Mężczyzna był przekonany, że otrzymał maila systemowego z portalu ogłoszeniowego. Z przesłanej informacji wynikało, że wystawiony przez niego przedmiot został zakupiony i należy potwierdzić sprzedaż, w celu odbioru środków. Mail zawierał również dane osoby kupującej. Niestety szata graficzna była łudząco podobna do tej oryginalnej co zmyliło mężczyznę.
- Po kliknięciu w przycisk o nazwie „przejdź do potwierdzenia”, otworzyła się strona internetowa z wyborem banku. Gdy wybrał swój, na monitorze pojawił się napis, że za chwilę skontaktuje się z nim pracownik banku. I rzeczywiście po pewnym czasie odebrał telefon od osoby podającej się za pracownika. Kobieta twierdziła, że w celu odbioru środków niezbędna jest autoryzacja, w celu połączenia konta bankowego mężczyzny z kontem na portalu ogłoszeniowym. Dodała, że autoryzacja będzie się odbywać poprzez przekazanie kodów BLIK. Niestety pokrzywdzony postąpił zgodnie z instrukcjami i wygenerował kolejno 5 kodów. Zatwierdził też operacje wykonane za ich pomocą - informuje oficer prasowy bialskiej policji, nadkom. Barbara Salczyńska-Pyrchla.
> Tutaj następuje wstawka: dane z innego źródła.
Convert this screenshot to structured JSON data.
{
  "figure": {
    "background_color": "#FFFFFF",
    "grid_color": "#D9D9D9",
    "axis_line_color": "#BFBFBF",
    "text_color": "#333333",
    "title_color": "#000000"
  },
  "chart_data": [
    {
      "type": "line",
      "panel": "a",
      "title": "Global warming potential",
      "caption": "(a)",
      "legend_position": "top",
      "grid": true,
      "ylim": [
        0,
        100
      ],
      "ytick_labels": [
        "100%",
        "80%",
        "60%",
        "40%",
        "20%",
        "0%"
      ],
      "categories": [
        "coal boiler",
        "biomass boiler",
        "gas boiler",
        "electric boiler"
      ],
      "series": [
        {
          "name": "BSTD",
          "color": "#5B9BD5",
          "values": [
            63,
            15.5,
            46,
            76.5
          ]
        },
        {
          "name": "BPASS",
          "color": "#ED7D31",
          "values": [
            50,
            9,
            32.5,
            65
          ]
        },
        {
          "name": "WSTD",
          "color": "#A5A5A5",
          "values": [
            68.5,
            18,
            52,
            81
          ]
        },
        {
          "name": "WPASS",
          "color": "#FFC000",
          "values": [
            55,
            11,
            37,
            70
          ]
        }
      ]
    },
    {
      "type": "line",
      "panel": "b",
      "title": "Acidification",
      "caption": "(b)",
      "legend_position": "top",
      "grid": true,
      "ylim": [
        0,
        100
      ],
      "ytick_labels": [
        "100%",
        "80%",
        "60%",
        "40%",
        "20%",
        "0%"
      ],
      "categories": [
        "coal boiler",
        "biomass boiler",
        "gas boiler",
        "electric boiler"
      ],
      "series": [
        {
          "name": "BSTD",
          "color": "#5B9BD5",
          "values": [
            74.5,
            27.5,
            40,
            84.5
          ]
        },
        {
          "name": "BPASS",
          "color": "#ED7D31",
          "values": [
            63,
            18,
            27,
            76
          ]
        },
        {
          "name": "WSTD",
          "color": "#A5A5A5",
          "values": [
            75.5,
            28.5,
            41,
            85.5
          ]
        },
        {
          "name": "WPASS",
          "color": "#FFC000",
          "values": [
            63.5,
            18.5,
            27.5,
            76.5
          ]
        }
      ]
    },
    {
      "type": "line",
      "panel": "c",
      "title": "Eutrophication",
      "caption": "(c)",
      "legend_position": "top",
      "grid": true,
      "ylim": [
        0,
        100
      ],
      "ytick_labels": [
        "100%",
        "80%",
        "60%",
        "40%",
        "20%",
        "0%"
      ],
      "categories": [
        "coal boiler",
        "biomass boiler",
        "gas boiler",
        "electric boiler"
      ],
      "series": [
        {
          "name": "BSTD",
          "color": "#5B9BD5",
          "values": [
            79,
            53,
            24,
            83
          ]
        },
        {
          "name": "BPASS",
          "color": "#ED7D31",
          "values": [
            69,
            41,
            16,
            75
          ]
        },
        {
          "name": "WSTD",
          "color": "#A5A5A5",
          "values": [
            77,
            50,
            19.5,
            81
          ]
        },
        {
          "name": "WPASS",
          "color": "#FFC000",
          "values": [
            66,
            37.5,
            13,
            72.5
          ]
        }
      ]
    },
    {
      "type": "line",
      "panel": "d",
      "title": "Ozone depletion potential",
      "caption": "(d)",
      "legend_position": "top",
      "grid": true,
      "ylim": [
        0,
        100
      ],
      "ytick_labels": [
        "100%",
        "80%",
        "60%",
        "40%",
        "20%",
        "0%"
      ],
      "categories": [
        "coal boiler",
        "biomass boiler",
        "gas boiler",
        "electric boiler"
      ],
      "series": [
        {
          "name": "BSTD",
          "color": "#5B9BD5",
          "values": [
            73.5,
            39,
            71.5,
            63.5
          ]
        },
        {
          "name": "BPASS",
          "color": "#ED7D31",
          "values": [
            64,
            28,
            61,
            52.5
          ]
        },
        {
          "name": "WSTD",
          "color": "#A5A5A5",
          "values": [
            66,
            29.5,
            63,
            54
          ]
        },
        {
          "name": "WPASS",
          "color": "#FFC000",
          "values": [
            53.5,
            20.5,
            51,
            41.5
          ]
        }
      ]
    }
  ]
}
Rzekoma konsultantka tłumaczyła, że na koncie mężczyzny trzeba zablokować środki pieniężne, z których będzie można kupować i płacić za zakupy na portalu ogłoszeniowym. Gdy w trakcie trwania rozmowy poprosiła go o 5 kolejnych kodów, by odblokować zablokowane przed chwilę środki zrozumiał, że padł ofiarą oszustów. Zakończył rozmowę, a sprawę zgłosił na policję. Stracił niemal 17,5 tys. zł. Teraz oszustów szukają policjanci.